With the €130 billion bailout package passed for Greece on Feb. 20, the 10-year Treasury note market looks to stabilize in the coming months.
Regarding Greece, Jack Broz, member of the Chicago Board of Trade and founder of TradeBondFutures.com, says the on-again, off-again nature of the talks caused much uncertainty in the market. “That’s why the market’s drifting along, and that’s why the buying is so light. The money is all sidelined,” he says. “People are just fed up with it. They want to see a resolution happen.” He expects higher interest rates as he anticipates a top somewhere around 134 and bottom at 118. “I won’t be shocked if 10s go up to 134, but then I’m getting short up there, because I think that’s the absolute high.
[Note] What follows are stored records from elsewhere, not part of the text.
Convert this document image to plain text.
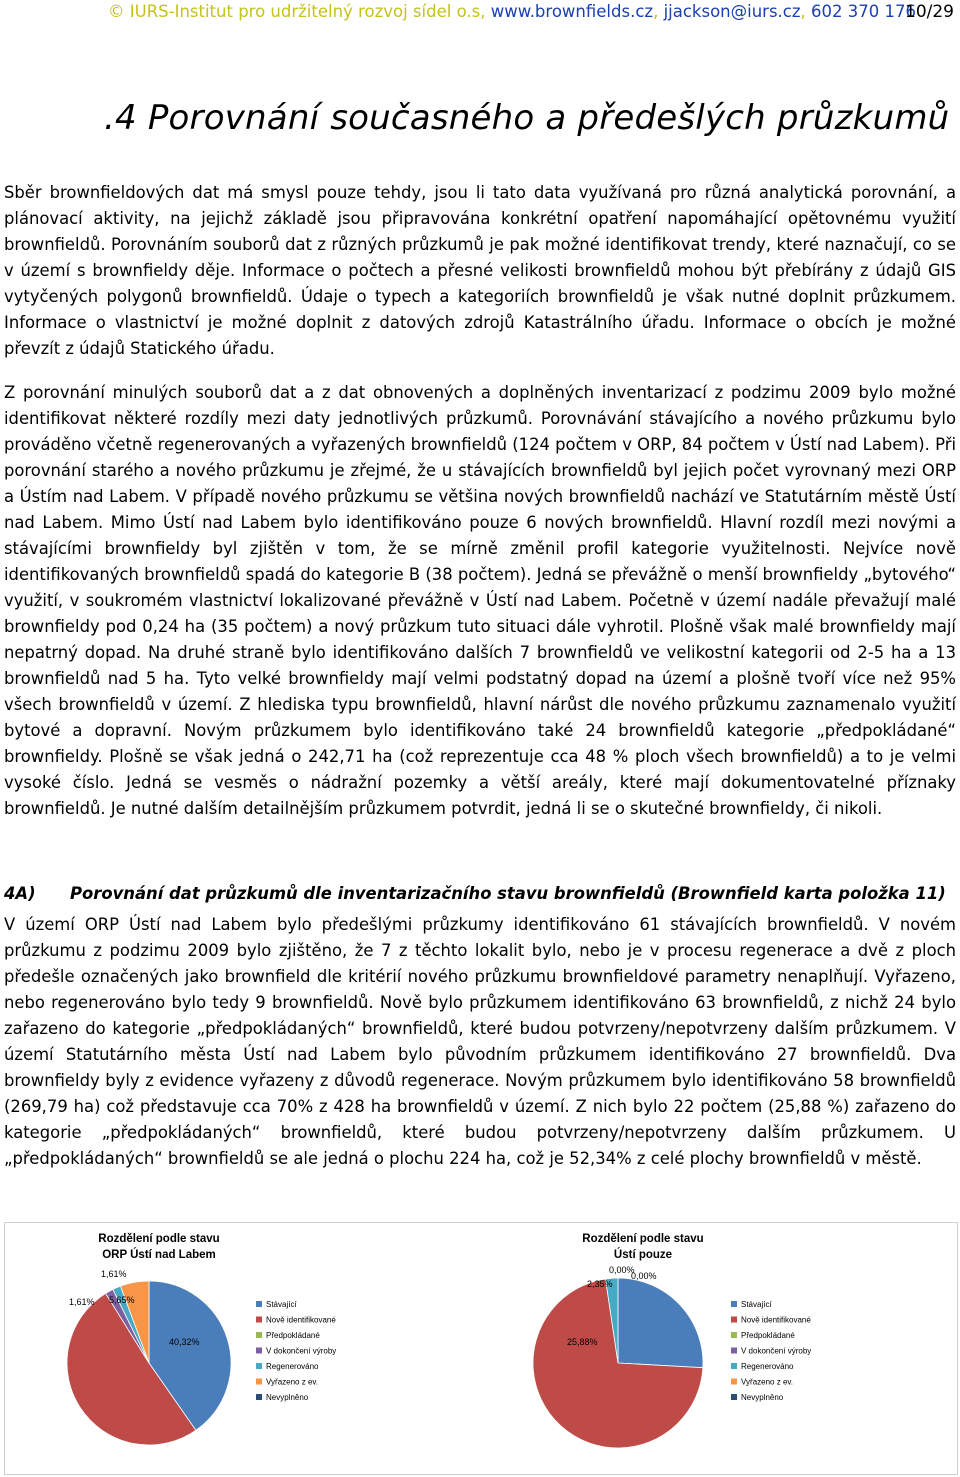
© IURS-Institut pro udržitelný rozvoj sídel o.s, www.brownfields.cz, jjackson@iurs.cz, 602 370 176
10/29
.4 Porovnání současného a předešlých průzkumů

Sběr brownfieldových dat má smysl pouze tehdy, jsou li tato data využívaná pro různá analytická porovnání, a plánovací aktivity, na jejichž základě jsou připravována konkrétní opatření napomáhající opětovnému využití brownfieldů. Porovnáním souborů dat z různých průzkumů je pak možné identifikovat trendy, které naznačují, co se v území s brownfieldy děje. Informace o počtech a přesné velikosti brownfieldů mohou být přebírány z údajů GIS vytyčených polygonů brownfieldů. Údaje o typech a kategoriích brownfieldů je však nutné doplnit průzkumem. Informace o vlastnictví je možné doplnit z datových zdrojů Katastrálního úřadu. Informace o obcích je možné převzít z údajů Statického úřadu.

Z porovnání minulých souborů dat a z dat obnovených a doplněných inventarizací z podzimu 2009 bylo možné identifikovat některé rozdíly mezi daty jednotlivých průzkumů. Porovnávání stávajícího a nového průzkumu bylo prováděno včetně regenerovaných a vyřazených brownfieldů (124 počtem v ORP, 84 počtem v Ústí nad Labem). Při porovnání starého a nového průzkumu je zřejmé, že u stávajících brownfieldů byl jejich počet vyrovnaný mezi ORP a Ústím nad Labem. V případě nového průzkumu se většina nových brownfieldů nachází ve Statutárním městě Ústí nad Labem. Mimo Ústí nad Labem bylo identifikováno pouze 6 nových brownfieldů. Hlavní rozdíl mezi novými a stávajícími brownfieldy byl zjištěn v tom, že se mírně změnil profil kategorie využitelnosti. Nejvíce nově identifikovaných brownfieldů spadá do kategorie B (38 počtem). Jedná se převážně o menší brownfieldy „bytového“ využití, v soukromém vlastnictví lokalizované převážně v Ústí nad Labem. Početně v území nadále převažují malé brownfieldy pod 0,24 ha (35 počtem) a nový průzkum tuto situaci dále vyhrotil. Plošně však malé brownfieldy mají nepatrný dopad. Na druhé straně bylo identifikováno dalších 7 brownfieldů ve velikostní kategorii od 2-5 ha a 13 brownfieldů nad 5 ha. Tyto velké brownfieldy mají velmi podstatný dopad na území a plošně tvoří více než 95% všech brownfieldů v území. Z hlediska typu brownfieldů, hlavní nárůst dle nového průzkumu zaznamenalo využití bytové a dopravní. Novým průzkumem bylo identifikováno také 24 brownfieldů kategorie „předpokládané“ brownfieldy. Plošně se však jedná o 242,71 ha (což reprezentuje cca 48 % ploch všech brownfieldů) a to je velmi vysoké číslo. Jedná se vesměs o nádražní pozemky a větší areály, které mají dokumentovatelné příznaky brownfieldů. Je nutné dalším detailnějším průzkumem potvrdit, jedná li se o skutečné brownfieldy, či nikoli.

4A) Porovnání dat průzkumů dle inventarizačního stavu brownfieldů (Brownfield karta položka 11)

V území ORP Ústí nad Labem bylo předešlými průzkumy identifikováno 61 stávajících brownfieldů. V novém průzkumu z podzimu 2009 bylo zjištěno, že 7 z těchto lokalit bylo, nebo je v procesu regenerace a dvě z ploch předešle označených jako brownfield dle kritérií nového průzkumu brownfieldové parametry nenaplňují. Vyřazeno, nebo regenerováno bylo tedy 9 brownfieldů. Nově bylo průzkumem identifikováno 63 brownfieldů, z nichž 24 bylo zařazeno do kategorie „předpokládaných“ brownfieldů, které budou potvrzeny/nepotvrzeny dalším průzkumem. V území Statutárního města Ústí nad Labem bylo původním průzkumem identifikováno 27 brownfieldů. Dva brownfieldy byly z evidence vyřazeny z důvodů regenerace. Novým průzkumem bylo identifikováno 58 brownfieldů (269,79 ha) což představuje cca 70% z 428 ha brownfieldů v území. Z nich bylo 22 počtem (25,88 %) zařazeno do kategorie „předpokládaných“ brownfieldů, které budou potvrzeny/nepotvrzeny dalším průzkumem. U „předpokládaných“ brownfieldů se ale jedná o plochu 224 ha, což je 52,34% z celé plochy brownfieldů v městě.

Rozdělení podle stavu
ORP Ústí nad Labem
40,32%
1,61%
1,61% 5,65%	Stávající
Nově identifikované
Předpokládané
V dokončení výroby
Regenerováno
Vyřazeno z ev.
Nevyplněno
Rozdělení podle stavu
Ústí pouze
25,88%
0,00%
2,35%
0,00%
Stávající
Nově identifikované
Předpokládané
V dokončení výroby
Regenerováno
Vyřazeno z ev.
Nevyplněno
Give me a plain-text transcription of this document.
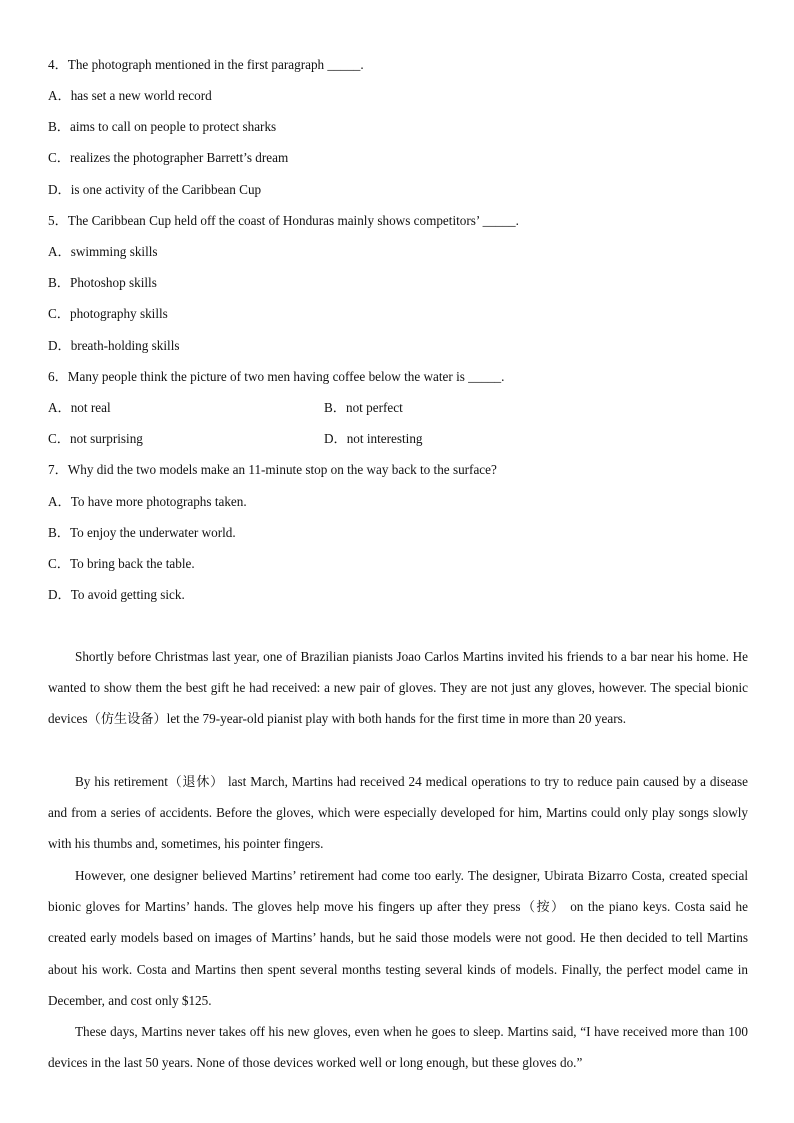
4．The photograph mentioned in the first paragraph _____.
A．has set a new world record
B．aims to call on people to protect sharks
C．realizes the photographer Barrett’s dream
D．is one activity of the Caribbean Cup
5．The Caribbean Cup held off the coast of Honduras mainly shows competitors’ _____.
A．swimming skills
B．Photoshop skills
C．photography skills
D．breath-holding skills
6．Many people think the picture of two men having coffee below the water is _____.
A．not real	B．not perfect
C．not surprising	D．not interesting
7．Why did the two models make an 11-minute stop on the way back to the surface?
A．To have more photographs taken.
B．To enjoy the underwater world.
C．To bring back the table.
D．To avoid getting sick.

Shortly before Christmas last year, one of Brazilian pianists Joao Carlos Martins invited his friends to a bar near his home. He wanted to show them the best gift he had received: a new pair of gloves. They are not just any gloves, however. The special bionic devices（仿生设备）let the 79-year-old pianist play with both hands for the first time in more than 20 years.

By his retirement（退休） last March, Martins had received 24 medical operations to try to reduce pain caused by a disease and from a series of accidents. Before the gloves, which were especially developed for him, Martins could only play songs slowly with his thumbs and, sometimes, his pointer fingers.

However, one designer believed Martins’ retirement had come too early. The designer, Ubirata Bizarro Costa, created special bionic gloves for Martins’ hands. The gloves help move his fingers up after they press（按） on the piano keys. Costa said he created early models based on images of Martins’ hands, but he said those models were not good. He then decided to tell Martins about his work. Costa and Martins then spent several months testing several kinds of models. Finally, the perfect model came in December, and cost only $125.

These days, Martins never takes off his new gloves, even when he goes to sleep. Martins said, “I have received more than 100 devices in the last 50 years. None of those devices worked well or long enough, but these gloves do.”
I’m looking for trade to break to the downside and I would say this, if the trade got below let’s say 127-16, then I think, yeah, it will continue to go down.”
Also looking at the Eurozone as the primary drive behind the note, Travis Rodock, senior market specialist at eFutures.com, sees the market becoming more optimistic as Greece has finalized its deal and the U.S. numbers are improving. “As long as [U.S. economic data] continue to improve and the Greece situation looks like it’s stabilized and under control with its debt swap, I think you’re looking at Treasury prices falling back into the January 23 lows and Dec. 27 lows of 129-26 and 129-25.” Though Rodock expects a more optimistic market, he says anything can change, and the upcoming Greek elections in April also will play an important role.